All that said, public health communication really does need good visualization and data science right now. One of the exciting developments on the responsible-vis horizon is a new program from the Data Visualization Society that matches people with visualization skills to organizations working on Covid-19 that need their help. This is a great way to lend a hand, concretely, to the organizations who need help communicating their data during this crisis.
Q: How can we as individuals best make sense of and put into context all the data being reported, almost by the minute, in some cases?
A: One of my students said something wise to me this week. As she was describing her obsession with checking the news every couple minutes, she reflected, “I realized that I’m looking for answers that I cannot find, because nobody knows them.” She's right.
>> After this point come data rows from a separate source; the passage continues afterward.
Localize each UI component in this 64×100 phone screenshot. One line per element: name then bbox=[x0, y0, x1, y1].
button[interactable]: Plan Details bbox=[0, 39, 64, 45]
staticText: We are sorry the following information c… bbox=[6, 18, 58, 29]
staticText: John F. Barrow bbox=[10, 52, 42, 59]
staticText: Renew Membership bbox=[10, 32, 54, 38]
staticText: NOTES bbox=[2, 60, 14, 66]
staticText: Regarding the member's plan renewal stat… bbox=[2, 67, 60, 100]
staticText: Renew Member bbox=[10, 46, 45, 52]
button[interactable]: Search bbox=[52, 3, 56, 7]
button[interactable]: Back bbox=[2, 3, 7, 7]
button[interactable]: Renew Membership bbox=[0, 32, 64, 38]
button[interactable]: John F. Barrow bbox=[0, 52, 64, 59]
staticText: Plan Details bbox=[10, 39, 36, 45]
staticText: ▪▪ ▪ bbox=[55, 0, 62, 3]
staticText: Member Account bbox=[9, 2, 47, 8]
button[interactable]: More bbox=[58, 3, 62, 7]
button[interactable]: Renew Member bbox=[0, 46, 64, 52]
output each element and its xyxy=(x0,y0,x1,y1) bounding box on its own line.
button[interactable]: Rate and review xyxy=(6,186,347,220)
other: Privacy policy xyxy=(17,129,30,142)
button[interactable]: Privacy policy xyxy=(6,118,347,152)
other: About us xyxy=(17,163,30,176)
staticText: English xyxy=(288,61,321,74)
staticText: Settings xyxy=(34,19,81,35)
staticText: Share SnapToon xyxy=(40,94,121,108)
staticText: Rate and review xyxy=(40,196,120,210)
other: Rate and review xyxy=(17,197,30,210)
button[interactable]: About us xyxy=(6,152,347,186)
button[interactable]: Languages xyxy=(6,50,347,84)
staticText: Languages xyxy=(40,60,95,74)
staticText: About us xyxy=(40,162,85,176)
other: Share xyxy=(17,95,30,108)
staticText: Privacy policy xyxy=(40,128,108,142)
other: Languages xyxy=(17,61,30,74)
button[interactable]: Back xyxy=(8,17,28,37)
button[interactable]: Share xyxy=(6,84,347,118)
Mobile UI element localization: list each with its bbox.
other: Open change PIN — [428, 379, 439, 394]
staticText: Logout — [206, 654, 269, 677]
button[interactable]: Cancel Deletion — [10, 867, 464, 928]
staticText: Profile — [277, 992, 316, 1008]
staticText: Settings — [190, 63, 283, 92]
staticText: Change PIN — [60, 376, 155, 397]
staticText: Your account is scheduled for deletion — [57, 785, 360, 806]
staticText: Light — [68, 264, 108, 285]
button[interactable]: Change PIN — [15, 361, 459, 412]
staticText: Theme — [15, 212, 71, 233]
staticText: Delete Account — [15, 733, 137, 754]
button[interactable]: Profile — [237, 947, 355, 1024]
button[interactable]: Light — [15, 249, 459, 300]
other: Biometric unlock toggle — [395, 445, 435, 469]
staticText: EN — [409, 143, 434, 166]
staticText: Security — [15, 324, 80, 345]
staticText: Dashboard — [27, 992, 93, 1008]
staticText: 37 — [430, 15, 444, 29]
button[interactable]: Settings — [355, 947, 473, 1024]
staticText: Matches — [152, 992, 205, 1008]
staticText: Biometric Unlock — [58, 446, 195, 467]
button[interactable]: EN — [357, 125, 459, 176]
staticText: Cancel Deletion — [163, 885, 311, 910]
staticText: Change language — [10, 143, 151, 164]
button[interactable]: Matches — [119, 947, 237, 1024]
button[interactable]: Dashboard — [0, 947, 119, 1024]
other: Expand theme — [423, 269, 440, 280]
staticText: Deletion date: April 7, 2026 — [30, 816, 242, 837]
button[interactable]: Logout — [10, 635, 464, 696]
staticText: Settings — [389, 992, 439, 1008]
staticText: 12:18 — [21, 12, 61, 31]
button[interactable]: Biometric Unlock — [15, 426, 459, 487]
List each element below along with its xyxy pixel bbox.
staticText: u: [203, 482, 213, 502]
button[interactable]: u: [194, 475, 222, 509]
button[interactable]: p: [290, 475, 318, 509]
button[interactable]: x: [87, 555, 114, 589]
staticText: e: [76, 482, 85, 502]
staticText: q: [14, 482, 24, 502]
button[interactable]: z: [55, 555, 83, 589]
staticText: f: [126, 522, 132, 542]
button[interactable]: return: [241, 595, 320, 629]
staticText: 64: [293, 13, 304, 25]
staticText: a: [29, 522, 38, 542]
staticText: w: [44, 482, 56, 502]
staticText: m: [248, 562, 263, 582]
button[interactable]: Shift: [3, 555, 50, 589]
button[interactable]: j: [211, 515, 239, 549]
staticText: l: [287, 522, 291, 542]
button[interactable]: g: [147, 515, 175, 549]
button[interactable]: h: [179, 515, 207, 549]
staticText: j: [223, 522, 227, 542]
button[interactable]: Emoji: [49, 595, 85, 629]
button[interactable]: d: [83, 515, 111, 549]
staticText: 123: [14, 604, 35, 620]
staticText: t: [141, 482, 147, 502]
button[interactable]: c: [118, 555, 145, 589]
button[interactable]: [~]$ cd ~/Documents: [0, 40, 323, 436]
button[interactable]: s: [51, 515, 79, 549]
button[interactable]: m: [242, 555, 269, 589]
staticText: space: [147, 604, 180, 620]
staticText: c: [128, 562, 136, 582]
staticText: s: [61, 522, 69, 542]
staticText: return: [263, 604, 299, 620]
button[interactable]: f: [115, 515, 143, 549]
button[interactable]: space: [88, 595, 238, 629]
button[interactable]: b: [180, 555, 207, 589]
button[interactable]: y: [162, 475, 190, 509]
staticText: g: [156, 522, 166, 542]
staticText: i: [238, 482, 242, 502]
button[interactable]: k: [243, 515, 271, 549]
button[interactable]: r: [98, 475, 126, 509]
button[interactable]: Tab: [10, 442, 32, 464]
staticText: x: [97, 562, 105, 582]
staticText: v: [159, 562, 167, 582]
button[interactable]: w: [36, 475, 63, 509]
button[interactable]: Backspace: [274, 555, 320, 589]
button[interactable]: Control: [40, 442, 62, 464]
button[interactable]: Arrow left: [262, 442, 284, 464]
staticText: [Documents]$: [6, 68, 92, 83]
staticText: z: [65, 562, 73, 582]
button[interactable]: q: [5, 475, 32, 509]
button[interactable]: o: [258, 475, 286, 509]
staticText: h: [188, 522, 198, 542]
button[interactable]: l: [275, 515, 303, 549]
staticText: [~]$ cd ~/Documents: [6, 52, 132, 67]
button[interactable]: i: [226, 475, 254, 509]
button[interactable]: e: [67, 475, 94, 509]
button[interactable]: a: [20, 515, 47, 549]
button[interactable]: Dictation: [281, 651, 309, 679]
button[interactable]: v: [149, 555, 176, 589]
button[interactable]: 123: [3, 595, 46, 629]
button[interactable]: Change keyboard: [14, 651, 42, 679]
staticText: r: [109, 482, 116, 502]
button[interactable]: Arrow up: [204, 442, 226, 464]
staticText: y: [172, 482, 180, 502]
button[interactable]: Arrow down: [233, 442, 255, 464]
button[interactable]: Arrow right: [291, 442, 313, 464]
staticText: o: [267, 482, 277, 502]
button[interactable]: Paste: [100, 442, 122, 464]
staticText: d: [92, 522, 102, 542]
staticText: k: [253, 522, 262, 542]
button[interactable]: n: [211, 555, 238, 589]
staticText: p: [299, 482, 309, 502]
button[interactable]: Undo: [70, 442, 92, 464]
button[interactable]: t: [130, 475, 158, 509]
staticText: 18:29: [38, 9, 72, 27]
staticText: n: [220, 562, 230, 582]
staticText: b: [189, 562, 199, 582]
At this point, nobody can truly answer our most basic questions: “When will this end? Will I lose my job? When will my kids return to school? Are my loved ones safe? How will my community be changed by this?”
No amount of data science or data visualization can solve these questions for us and give us the peace of mind we are craving. It is an inherently uncertain time, and we are in the middle of it. Rather than obsessively seeking information like case counts and scenario models to give us peace, I have been telling students to practice self-care and community-care as a way to direct their attention to things they have more control over. For example, in our local communities, Covid-19 is already having a disproportionate impact on the elderly, on health care workers, on first responders, on domestic workers, on single parents, on incarcerated people, and more. Below is one effective graphic that highlights these disproportionate impacts.
From “Coronavirus quarantine: only one in four Americans can work from home” by Mona Chalabi for The Guardian.
As the graphic shows, there is a great dimension of privilege in the people who are able to work from home: The vast majority of folks who can earn money from home are in the richest 25 percent of workers. This attention to how power and privilege play out unequally in data is also a throughline in Lauren F. Klein and my recently published book, “Data Feminism.” A feminist approach demands that we use data science and visualization to expose inequality and work toward equity.
So while it is important to (responsibly) track and visualize death rates from Covid-19, how do we also focus our attention on efforts to support the groups who are most directly and unfairly impacted by this crisis, to get them the care, equipment and the economic security that they need? The reality — even amidst this great uncertainty — is that we can all take action now, in our local communities, to support each other.